The greenback fell roughly 0.5 percent to as low as 104.635 yen, its weakest since November 2016. The dollar was down more than 1 percent on the week.

"In the longer run, protectionist policies touted by the United States could be watered down, in turn limiting the negative effect on trade and the global economy," said Masafumi Yamamoto, chief forex strategist at Mizuho Securities in Tokyo, referring to the decision by the United States to exempt some countries from steel and aluminium tariffs.

"But until the United States makes such concessions, global stocks will be under pressure and the yen will appreciate, especially if China decides to confront the U.S. measures."

The euro was 0.2 percent higher at $1.2352.

The dollar index against a basket of six major currencies slipped 0.2 percent to 89.688. It has lost 0.6 percent on the week, weighed down by a steady decline in US Treasury yields.

Yield on the benchmark 10-year Treasury yield fell 7.5 basis points overnight as bond prices rose on jitters gripping the broader financial markets.

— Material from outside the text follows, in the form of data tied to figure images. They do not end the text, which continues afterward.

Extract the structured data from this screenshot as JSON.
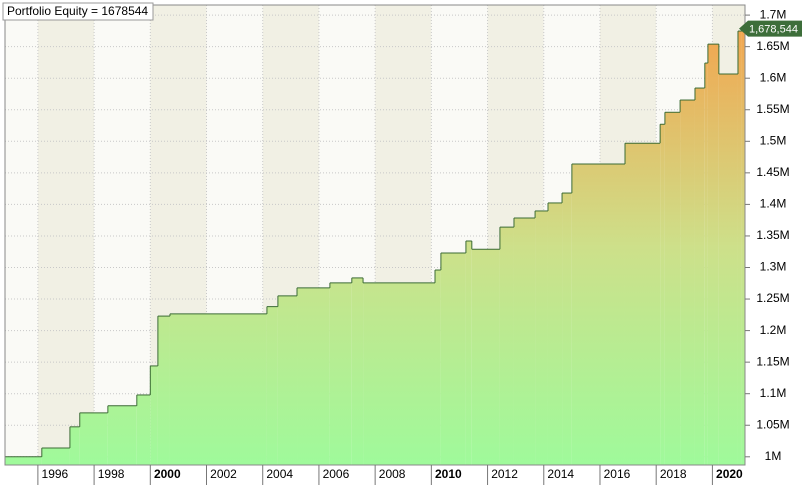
{
  "chart_data": {
    "type": "step-area",
    "title": "Portfolio Equity = 1678544",
    "x": [
      1994.83,
      1996.14,
      1997.14,
      1997.49,
      1998.49,
      1999.52,
      2000.0,
      2000.27,
      2000.7,
      2004.15,
      2004.54,
      2005.22,
      2006.39,
      2007.17,
      2007.57,
      2010.13,
      2010.34,
      2011.23,
      2011.44,
      2012.44,
      2012.94,
      2013.69,
      2014.15,
      2014.65,
      2015.0,
      2016.89,
      2018.14,
      2018.31,
      2018.85,
      2019.38,
      2019.73,
      2019.84,
      2020.23,
      2020.91,
      2021.05
    ],
    "values": [
      1000000,
      1014000,
      1047500,
      1069700,
      1080800,
      1098000,
      1144000,
      1223000,
      1226500,
      1238000,
      1255000,
      1267700,
      1275600,
      1283500,
      1275600,
      1296000,
      1323000,
      1342000,
      1329000,
      1364000,
      1378500,
      1389600,
      1402300,
      1418000,
      1464000,
      1497000,
      1527000,
      1546000,
      1565400,
      1584400,
      1624000,
      1654000,
      1606600,
      1674700,
      1678544
    ],
    "end_label": {
      "value": 1678544,
      "label": "1,678,544"
    },
    "line_color": "#3b6b34",
    "fill_bottom": "#9ffa9b",
    "fill_mid": "#cde08a",
    "fill_top": "#f2a650",
    "xlim": [
      1994.83,
      2021.16
    ],
    "xticks": [
      1996,
      1998,
      2000,
      2002,
      2004,
      2006,
      2008,
      2010,
      2012,
      2014,
      2016,
      2018,
      2020
    ],
    "ylim": [
      987000,
      1716000
    ],
    "yticks": [
      {
        "value": 1000000,
        "label": "1M"
      },
      {
        "value": 1050000,
        "label": "1.05M"
      },
      {
        "value": 1100000,
        "label": "1.1M"
      },
      {
        "value": 1150000,
        "label": "1.15M"
      },
      {
        "value": 1200000,
        "label": "1.2M"
      },
      {
        "value": 1250000,
        "label": "1.25M"
      },
      {
        "value": 1300000,
        "label": "1.3M"
      },
      {
        "value": 1350000,
        "label": "1.35M"
      },
      {
        "value": 1400000,
        "label": "1.4M"
      },
      {
        "value": 1450000,
        "label": "1.45M"
      },
      {
        "value": 1500000,
        "label": "1.5M"
      },
      {
        "value": 1550000,
        "label": "1.55M"
      },
      {
        "value": 1600000,
        "label": "1.6M"
      },
      {
        "value": 1650000,
        "label": "1.65M"
      },
      {
        "value": 1700000,
        "label": "1.7M"
      }
    ],
    "grid": true
  }
}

The yield closed Thursday at 2.832 percent after going as low as 2.799 percent. It was the 10-year note's biggest fall in yield since September 2017.

In commodities, oil prices slid overnight as the market felt the impact of sliding equities, but continuing efforts by OPEC and its allies to curb supplies limited the losses.

US crude futures were up 0.25 percent at $64.46 per barrel after losing 1.3 percent on Thursday.